There are alternatives
Second, a lithium ion battery still costs about 50% of the price of an electric vehicle. More than 60% of its value is the cost of the metals and materials, its manufacturing cost is less than 10%. However, this metallic barrier is already being circumvented by alternatives offered by research and development.
On the one hand, silicon will replace synthetic graphite with better results. On the other hand, although there is no shortage of nickel, manganese or cobalt, the share of cobalt in batteries has been sharply reduced in favor of nickel, because its price was too high. It has since been divided by three. As the price of nickel is also subject to speculation, the nickel-cobalt combination is increasingly being replaced by a modernization of lithium iron phosphate, developed 20 years ago at the CNRS in particular. Less expensive, more durable and with a longer life span, its components with higher safety standards are not under economic or environmental strain. They have already been adopted by Tesla, Daimler and Chinese manufacturers.
No shortage of lithium
Finally, from Australia, Serbia, Mexico and Alsace… lithium is a profuse element in the earth’s crust with different production methods from those of the Andean salars, its price is at the lowest level, although it is currently experiencing a small rebound thanks to anticipated sales of electric vehicles. The last hoax to kill: batteries do not contain “rare earths” and it is well known that the big consumers of these lanthanides are still gaz and diesel cars. Naturally, all of this is already part of a virtuous circular economy loop, because these materials are recyclable.
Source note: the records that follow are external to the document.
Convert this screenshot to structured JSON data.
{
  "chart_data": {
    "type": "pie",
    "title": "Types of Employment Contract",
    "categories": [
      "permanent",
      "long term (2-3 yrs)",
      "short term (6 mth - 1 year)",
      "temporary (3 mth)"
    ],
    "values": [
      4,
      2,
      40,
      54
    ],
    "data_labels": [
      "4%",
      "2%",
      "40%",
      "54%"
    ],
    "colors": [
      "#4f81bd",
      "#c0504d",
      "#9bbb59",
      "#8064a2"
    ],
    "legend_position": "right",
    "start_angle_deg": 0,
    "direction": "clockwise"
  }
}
The “rare metals” fake-news of European origin is therefore a fifth column in the anti-electric car information warfare. It is expressed by a broth of simplifying terms such as “dirty” or “bad” and caricatural slogans: “green car, red battery”. Built to discredit factories and the technical progress of electric mobility in Europe, without ever proposing an alternative but stopping it all, it drives companies away, the industrialist is a priori a thug and science a curse.
Asian battery manufacturers are market conquistadors
And yet, despite the fake-news of “rare metals”, electric vehicles will probably increase from 2% to more than 70% of the world automobile market within 20 years; but thanks to it, and because they are not the target of the “rare metals” fake-news, Chinese, Korean, Japanese and tomorrow Indonesian battery manufacturers are continuing their conquest.
They hold 90% of the world market and are responding to Europe’s industrial backwardness by setting up their plants in Eastern Europe and Germany to better serve Europe future consumption. Silicon Valley has stifled European digital technology, resulting in the domination of the GAFA. The same scenario is unfolding before our eyes in the electrical sector, but this time to the benefit of Asia. Bravo to the “rare metals” fake-news!
At a time when the European industry is in survival mode because of the pandemic, it is therefore grotesque that European jobs in the electric car and the “battery Airbus” are being undermined by fake news about “rare metals”, whose “dirty little secrets” will one day have to be totally revealed.